University of La Verne College of Law students took part in a national dialogue on access to justice as part of President Barack Obama’s “Champions of Change” campaign, a weekly online conversation from the White House designed to encourage individuals to make positive change in their communities.
The conversation, held Oct. 13, was led by U.S. Attorney General Eric Holder, who introduced 16 individuals with inspiring stories of how they promoted equal access to the justice system through public service. Holder said the idea behind Champions of Change is to encourage others to do the same.
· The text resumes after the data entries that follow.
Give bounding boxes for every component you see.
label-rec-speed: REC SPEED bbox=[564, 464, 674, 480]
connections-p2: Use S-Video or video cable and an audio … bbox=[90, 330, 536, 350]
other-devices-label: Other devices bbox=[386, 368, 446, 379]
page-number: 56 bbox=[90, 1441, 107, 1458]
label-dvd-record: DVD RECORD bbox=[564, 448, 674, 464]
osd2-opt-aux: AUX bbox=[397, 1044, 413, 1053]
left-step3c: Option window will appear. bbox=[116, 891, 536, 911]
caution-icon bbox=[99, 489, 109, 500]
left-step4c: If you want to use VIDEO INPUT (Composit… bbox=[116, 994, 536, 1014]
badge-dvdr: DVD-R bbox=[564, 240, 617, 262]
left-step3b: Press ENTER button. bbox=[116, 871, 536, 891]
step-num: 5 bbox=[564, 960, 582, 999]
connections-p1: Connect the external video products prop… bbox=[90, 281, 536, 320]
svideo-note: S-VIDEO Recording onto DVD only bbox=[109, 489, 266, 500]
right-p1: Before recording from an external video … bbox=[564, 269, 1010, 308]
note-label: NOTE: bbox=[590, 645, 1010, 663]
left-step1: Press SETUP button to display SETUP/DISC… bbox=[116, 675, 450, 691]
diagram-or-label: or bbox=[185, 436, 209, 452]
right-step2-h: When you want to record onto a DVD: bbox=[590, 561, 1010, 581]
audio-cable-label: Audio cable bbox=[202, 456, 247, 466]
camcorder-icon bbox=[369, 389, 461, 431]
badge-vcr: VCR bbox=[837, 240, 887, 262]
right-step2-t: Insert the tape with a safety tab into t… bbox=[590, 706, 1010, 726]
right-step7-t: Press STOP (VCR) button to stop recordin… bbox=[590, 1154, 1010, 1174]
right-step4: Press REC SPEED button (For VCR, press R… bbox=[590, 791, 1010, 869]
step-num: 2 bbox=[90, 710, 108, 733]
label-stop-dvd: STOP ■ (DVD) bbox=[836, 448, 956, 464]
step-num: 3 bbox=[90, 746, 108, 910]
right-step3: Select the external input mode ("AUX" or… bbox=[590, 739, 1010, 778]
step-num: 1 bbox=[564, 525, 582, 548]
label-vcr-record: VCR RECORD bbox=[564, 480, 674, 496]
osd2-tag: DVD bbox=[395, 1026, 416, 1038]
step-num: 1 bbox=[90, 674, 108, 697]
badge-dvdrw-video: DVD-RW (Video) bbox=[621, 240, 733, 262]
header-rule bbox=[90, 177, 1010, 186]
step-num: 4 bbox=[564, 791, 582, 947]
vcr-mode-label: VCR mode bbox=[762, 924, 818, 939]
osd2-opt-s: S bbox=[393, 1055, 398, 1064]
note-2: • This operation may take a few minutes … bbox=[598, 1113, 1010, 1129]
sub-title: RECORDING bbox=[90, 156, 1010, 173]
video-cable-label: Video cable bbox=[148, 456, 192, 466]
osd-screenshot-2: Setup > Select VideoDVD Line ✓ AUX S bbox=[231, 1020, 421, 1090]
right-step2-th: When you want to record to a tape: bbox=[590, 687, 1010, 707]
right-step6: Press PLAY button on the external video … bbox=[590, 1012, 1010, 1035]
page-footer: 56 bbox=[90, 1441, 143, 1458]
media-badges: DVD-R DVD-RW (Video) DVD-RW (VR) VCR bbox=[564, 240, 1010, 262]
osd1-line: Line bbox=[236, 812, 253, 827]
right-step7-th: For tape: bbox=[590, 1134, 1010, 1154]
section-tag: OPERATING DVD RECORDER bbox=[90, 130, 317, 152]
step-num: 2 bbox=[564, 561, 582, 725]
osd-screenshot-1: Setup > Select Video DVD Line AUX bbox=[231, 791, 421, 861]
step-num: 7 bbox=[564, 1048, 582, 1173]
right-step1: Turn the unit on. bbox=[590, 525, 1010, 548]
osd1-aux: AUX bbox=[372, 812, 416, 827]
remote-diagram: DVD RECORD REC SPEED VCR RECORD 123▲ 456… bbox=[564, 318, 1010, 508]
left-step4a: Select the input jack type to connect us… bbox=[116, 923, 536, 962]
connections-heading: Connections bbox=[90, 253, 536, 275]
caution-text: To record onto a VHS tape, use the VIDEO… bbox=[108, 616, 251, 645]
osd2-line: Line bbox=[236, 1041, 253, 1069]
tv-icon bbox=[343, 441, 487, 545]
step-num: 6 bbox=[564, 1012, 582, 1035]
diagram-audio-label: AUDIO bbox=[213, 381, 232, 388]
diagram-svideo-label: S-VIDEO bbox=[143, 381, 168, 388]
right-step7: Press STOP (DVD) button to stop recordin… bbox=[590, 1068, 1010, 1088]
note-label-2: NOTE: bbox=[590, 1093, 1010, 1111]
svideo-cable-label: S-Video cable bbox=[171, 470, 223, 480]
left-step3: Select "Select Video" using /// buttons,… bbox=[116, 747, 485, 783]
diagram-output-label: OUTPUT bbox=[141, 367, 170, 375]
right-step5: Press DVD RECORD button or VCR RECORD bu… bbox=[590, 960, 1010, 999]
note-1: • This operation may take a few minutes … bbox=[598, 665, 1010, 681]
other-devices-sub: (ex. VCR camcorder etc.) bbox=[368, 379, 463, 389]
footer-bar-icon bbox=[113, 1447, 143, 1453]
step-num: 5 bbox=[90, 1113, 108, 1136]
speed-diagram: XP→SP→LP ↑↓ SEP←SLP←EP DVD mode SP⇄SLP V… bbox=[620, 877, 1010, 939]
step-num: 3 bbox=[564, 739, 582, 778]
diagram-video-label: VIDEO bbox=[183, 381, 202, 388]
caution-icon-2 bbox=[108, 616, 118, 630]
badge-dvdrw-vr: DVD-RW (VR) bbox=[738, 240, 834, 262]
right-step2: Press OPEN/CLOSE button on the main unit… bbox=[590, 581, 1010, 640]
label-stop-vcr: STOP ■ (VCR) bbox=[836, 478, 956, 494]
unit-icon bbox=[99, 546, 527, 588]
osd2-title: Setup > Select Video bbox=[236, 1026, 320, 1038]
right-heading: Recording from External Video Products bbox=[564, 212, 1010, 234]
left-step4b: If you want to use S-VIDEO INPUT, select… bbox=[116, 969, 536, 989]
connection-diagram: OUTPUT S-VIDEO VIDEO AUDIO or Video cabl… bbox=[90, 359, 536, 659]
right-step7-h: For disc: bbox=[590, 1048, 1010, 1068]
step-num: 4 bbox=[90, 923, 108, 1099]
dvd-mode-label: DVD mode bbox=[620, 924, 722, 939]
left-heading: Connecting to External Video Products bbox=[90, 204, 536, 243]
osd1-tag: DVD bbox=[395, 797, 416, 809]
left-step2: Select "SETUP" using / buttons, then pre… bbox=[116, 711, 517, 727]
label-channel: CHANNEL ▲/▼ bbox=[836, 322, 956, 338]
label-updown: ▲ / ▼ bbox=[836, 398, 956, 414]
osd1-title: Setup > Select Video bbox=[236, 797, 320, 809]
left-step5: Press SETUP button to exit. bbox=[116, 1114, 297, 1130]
“From coast to coast, these people have devoted their time and expertise to provide much-needed legal services to people who cannot afford them,” Holder said. “They are helping to fill our nation’s founding promise of justice for all.”
Peter Boyles, a third-year law student at La Verne Law, volunteers his time at a mediation clinic in Riverside County, which helps people to resolve a variety of conflicts – from landlord disputes to small claims – before filing a lawsuit.
“I believe in helping people solve their problems before going to court,” Boyles said following the event.
Second-year students Tiffany Garrick and Jason Gueltzow said the dialogue got them thinking about getting involved in public service.
“It’s a reminder to us as law students that there is a pressing need for lawyers where it’s not clearly visible,” Gueltzow said.
As a participant in the program, La Verne Law will be featured on the White House website, along with links to the law school’s website, detailing its commitment to public service.